A years-in-the-making documentary on the legendary punk band the Ramones. Through a mixture of archival footage, archival and new interviews with all members of the band's various lineups, and new interviews with a number of their contemporaries, the film traces the peaks and valleys the band experienced over the course of its 20-plus year career before disbanding in 1995.

Who the Fuck Is That Guy?: The Fabulous Journey of Michael Alago

The astonishing story of a gay Puerto Rican kid growing up in a Hasidic Brooklyn neighborhood, who got on the subway one day and began a musical odyssey that helped shape the musical landscape across N.Y.C. and around the world. Directed by Drew Stone and produced by Michael Alex the film tells the incredible story of a cherished New York City icon. From rubbing elbows with N. Y. scene makers as an teenager at Max's Kansas City and CBGB, to being the architect of a rock 'n' roll renaissance as the 19 year-old talent booker at the legendary Ritz, to making history as a 24 year-old A&R exec, signing the biggest metal band in a generation in Metallica, Michael Alago was on fire.

25 Years of Punk

Lou Reed narrates this Television special that takes a look back at the beginnings of the punk rock movements in New York & England, the underground punk scenes in the 70's & 80's, and the punk resurgence in the 90's. A collaboration between VH1 and Spin magazine.

Danny Says

DANNY SAYS is a documentary unveiling the amazing journey of Danny Fields. Fields has played a pivotal role in music and culture with seminal acts including: the Doors, the Velvet Underground, the Stooges, MC5, Nico, the Ramones and beyond.

The Real Edie

A documentary about Edie Sedgwick featuring photos of her and clips from Factory Girl, narrated by her real-life friends and loved ones, including her brother Jonathan, cousin John Sedgwick, roommate Danny Fields, artists Richie Berlin and Gerard Malanga, photographer Nat Finkelstein, designer Betsey Johnson, and others.

Nico Icon

A look into the many lives of Christa Päffgen, otherwise known as Nico; from cutie German mädchen to the first of the supermodels, to glamorous diva of the Velvet Underground, to cult item, junkie and hag. Many faces for the same woman, whom, you realize, just couldn't bring herself to care enough to live.

Andy Warhol's Factory People... Inside the Sixties Silver Factory

Takes an in-depth look at the lives and times of the people who hung out with Andy Warhol and "worked" at the Silver Factory during the Sixties, making it all click as a new counter-culture arose and began to exert its influence throughout the arts.

King Rocker

How does a working class autodidact, with no visible means of support, maintain his role as the leader of a cult British underground band into its fifth decade?
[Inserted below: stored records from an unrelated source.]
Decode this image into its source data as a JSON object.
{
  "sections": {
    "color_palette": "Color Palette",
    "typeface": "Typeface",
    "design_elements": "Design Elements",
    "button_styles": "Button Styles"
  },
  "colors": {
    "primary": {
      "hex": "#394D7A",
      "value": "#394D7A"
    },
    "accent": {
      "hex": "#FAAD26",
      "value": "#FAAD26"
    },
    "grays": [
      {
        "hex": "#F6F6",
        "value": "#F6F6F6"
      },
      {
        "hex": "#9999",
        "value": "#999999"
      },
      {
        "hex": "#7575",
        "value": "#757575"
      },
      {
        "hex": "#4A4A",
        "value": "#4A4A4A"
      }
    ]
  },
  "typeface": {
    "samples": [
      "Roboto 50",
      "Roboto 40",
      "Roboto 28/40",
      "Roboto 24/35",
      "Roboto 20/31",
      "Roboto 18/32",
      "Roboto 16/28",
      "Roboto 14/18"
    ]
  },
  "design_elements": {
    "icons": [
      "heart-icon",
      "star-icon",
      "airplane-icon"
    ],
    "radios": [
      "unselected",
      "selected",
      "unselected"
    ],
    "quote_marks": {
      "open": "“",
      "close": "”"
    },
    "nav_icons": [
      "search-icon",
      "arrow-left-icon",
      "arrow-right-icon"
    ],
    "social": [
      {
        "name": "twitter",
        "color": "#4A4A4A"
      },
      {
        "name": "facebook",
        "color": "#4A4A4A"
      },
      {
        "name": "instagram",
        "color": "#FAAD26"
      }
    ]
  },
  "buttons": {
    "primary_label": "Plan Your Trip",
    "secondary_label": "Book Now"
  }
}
Comedian and writer Stewart Lee, director Michael Cumming and James Nicholls investigate the mysterious existence of Robert Lloyd, Britain’s ultimate post-punk survivor. Robert Lloyd’s Prefects played with The Clash on the White Riot tour in 1977, and their ongoing incarnation, as Birmingham’s Captain Beefheart suffused post-punk poets The Nightingales, recorded more John Peel sessions than any other band. Ever. But what were the social, cultural and economic circumstances that enabled and sustained such outsider artists in the punk and post-punk eras, and how has the world changed to the point where such figures are unlikely to flourish in the same way today? Lloyd’s own odyssey echoes how abstract notions of social mobility, of the value of culture and music, have changed in the last five decades.